Poor Larry Kildene had his own moment of embarrassment, but with her swift appreciation of their moods she talked rapidly on, leaving the compliment to fall as it would, and turning their thoughts to the subject in hand. “But the box, mamma, it is heavy, and it is far down on the terrible plain. If that you should try to obtain it, Sir Kildene: Ah, I cannot!–Even to think of the peril is a hurt in my heart. It must even lie there.”

“And the men ‘rouge’–”

“Yes. Of the red men–those Indian–of them I have great fear.”

“The danger from them is past, now. If the road is beyond Cheyenne, it must have reached Laramie or nearly so, and they would hang around the stations, picking up what they can, but the government has them in hand as never before. They would not dare interfere with white men anywhere near the road. I’ve dreamed of a railroad to connect the two oceans, but never expected to see it in my lifetime. I’ve taken a notion to go and see it–just to look at it,–to try to be reconciled to it.”

“Reconciled? It is to like it, you mean–Sir Kildene? Is it not won-n-derful– the achievement?”

“Oh, yes, the achievement, as you say. But other things will follow, and the plains will no longer keep men at bay. The money grabbers will pour in, and all the scum of creation will flock toward the setting sun. Then, too, I shall hate to see the wild animals that have their own rights killed in unsportsmanlike manner, and annihilated, as they are wherever men can easily reach them. Men are wasteful and bad. I’ve seen things in the wild places of the earth–and in the places where men flock together in hoards–and where they think they are most civilized, and the result has been what you see here,–a man living alone with a horse for companionship, and the voice of the winds and the falling water to fill his soul. Go to. Go to.”

Larry Kildene rose and stood a moment in the cabin door, then sauntered out in the sun, and off toward the fall. He had need to think a while alone. His companions knew this necessity was on him, and said nothing–only looked at each other, and took up the question of their needs for the winter.

“Mr. ’Arry, is it possible to reach with safety a station? I mean is time yet to go and return before the snows? Here are no deadly wolves as in my own country–but is much else to make dangerous the way.”

“There must be time or he would not propose it. I don’t know about the snows here.”
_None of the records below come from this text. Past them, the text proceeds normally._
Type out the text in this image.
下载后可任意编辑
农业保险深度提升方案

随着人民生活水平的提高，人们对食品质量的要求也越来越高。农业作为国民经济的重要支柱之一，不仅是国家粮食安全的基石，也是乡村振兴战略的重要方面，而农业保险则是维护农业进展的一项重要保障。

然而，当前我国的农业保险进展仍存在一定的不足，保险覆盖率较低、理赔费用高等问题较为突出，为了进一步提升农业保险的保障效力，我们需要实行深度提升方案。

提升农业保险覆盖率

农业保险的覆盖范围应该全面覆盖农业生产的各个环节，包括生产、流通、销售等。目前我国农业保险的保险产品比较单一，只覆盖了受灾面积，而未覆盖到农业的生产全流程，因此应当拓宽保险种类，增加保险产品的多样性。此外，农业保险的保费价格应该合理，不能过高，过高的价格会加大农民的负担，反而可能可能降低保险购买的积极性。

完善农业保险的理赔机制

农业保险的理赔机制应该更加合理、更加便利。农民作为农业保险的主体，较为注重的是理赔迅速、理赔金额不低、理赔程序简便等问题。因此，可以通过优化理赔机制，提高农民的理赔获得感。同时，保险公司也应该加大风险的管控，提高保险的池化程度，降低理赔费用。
“I have seen that Sir Kildene drinks with most pleasure the coffee, but is little left–or not enough for all–to drink it. My mother and I we drink with more pleasure the tea, and of tea we ourselves have a little. It is possible also I make of things more palatable if I have the sugar, but is very little here. I have searched well, the foods placed here. Is it that Sir Kildene has other places where are such articles?”

“All he has is in the bins against the wall yonder.”
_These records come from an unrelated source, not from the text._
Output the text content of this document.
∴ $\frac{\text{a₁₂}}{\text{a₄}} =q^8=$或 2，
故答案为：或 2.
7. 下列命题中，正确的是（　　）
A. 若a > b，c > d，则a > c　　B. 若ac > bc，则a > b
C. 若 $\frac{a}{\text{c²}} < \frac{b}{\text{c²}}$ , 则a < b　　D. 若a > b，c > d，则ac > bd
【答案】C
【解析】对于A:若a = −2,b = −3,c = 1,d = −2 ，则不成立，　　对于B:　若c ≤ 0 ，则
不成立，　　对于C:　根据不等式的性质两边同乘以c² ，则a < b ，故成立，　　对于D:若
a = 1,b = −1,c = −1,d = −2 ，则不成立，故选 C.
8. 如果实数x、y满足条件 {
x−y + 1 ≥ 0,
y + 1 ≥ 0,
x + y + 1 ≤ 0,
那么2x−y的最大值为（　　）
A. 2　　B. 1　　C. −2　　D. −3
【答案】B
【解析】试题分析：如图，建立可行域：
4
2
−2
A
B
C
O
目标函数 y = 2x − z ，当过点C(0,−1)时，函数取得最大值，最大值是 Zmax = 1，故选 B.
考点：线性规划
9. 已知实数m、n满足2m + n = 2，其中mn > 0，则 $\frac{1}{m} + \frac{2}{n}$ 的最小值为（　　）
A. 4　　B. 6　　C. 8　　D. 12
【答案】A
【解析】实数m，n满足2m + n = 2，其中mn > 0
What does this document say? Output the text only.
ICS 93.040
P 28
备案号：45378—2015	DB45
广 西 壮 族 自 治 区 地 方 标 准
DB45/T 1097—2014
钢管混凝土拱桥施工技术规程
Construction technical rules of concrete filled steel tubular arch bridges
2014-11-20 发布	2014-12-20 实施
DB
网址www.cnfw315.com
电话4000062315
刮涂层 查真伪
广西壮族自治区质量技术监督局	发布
“Here is the key he gave me, and I have look well, but is not enough to last but for one through all the months of winter. Ah, poor man! We have come and eat his food like the wolves of the wild country at home, is not? I have make each day of the coffee for him, yes, a good drink, and for you not so good–forgive,–but for me and my mother, only to pretend, that it might last for him. It is right so. We have gone without more than to have no coffee, and this is not privation. To have too much is bad for the soul.”
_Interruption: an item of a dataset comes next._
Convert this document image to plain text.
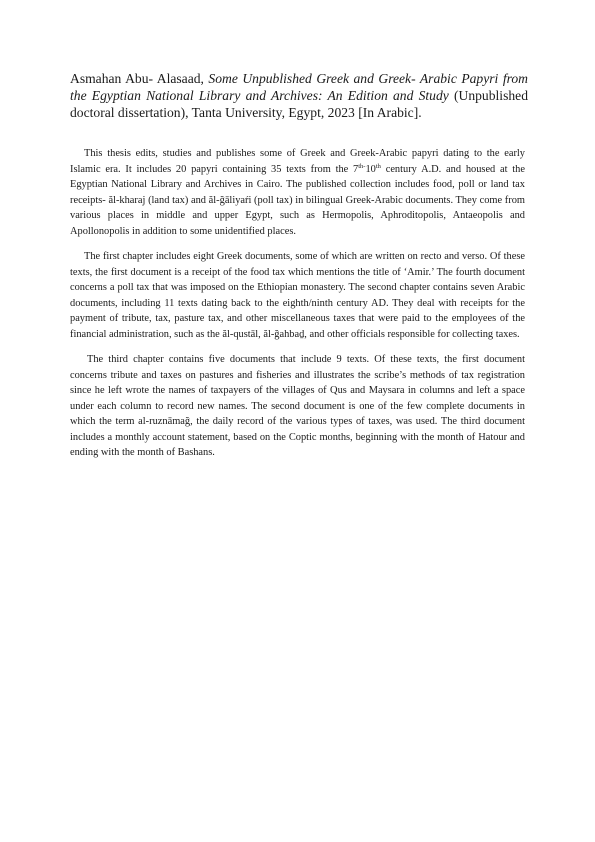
Asmahan Abu- Alasaad, Some Unpublished Greek and Greek- Arabic Papyri from the Egyptian National Library and Archives: An Edition and Study (Unpublished doctoral dissertation), Tanta University, Egypt, 2023 [In Arabic].

This thesis edits, studies and publishes some of Greek and Greek-Arabic papyri dating to the early Islamic era. It includes 20 papyri containing 35 texts from the $7^{th-}10th$ century A.D. and housed at the Egyptian National Library and Archives in Cairo. The published collection includes food, poll or land tax receipts- ăl-kharaj (land tax) and ăl-ğāliyaŕi (poll tax) in bilingual Greek-Arabic documents. They come from various places in middle and upper Egypt, such as Hermopolis, Aphroditopolis, Antaeopolis and Apollonopolis in addition to some unidentified places.

The first chapter includes eight Greek documents, some of which are written on recto and verso. Of these texts, the first document is a receipt of the food tax which mentions the title of ‘Amir.’ The fourth document concerns a poll tax that was imposed on the Ethiopian monastery. The second chapter contains seven Arabic documents, including 11 texts dating back to the eighth/ninth century AD. They deal with receipts for the payment of tribute, tax, pasture tax, and other miscellaneous taxes that were paid to the employees of the financial administration, such as the ăl-qustāl, ăl-ğahbaḏ, and other officials responsible for collecting taxes.

The third chapter contains five documents that include 9 texts. Of these texts, the first document concerns tribute and taxes on pastures and fisheries and illustrates the scribe’s methods of tax registration since he left wrote the names of taxpayers of the villages of Qus and Maysara in columns and left a space under each column to record new names. The second document is one of the few complete documents in which the term al-ruznāmağ, the daily record of the various types of taxes, was used. The third document includes a monthly account statement, based on the Coptic months, beginning with the month of Hatour and ending with the month of Bashans.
Amalia’s mother seemed to have withdrawn herself from them and sat gazing into the smoking logs, apparently not hearing their conversation. Harry King for the second time that day looked in Amalia’s eyes. It was a moment of forgetfulness. He had forbidden himself this privilege except when courtesy demanded.

“You forgive–that I put–little coffee in your drink?”

“Forgive? Forgive?”

He murmured questioningly as if he hardly comprehended her meaning, as indeed he did not. His mind was going over the days since first he saw her, toiling to gather enough sagebrush to cook a drop of tea for her father, and striving to conceal from him that she, herself, was taking none, and barely tasting her hard biscuit that there might be enough to keep life in her parents. As she sat before him now, in her worn, mended, dark dress with the wonderful lace at the throat, and her thin hands lying on the crimson-bordered kerchief in her lap,–her fingers playing with the fringe, he still looked in her eyes and murmured, “Forgive?”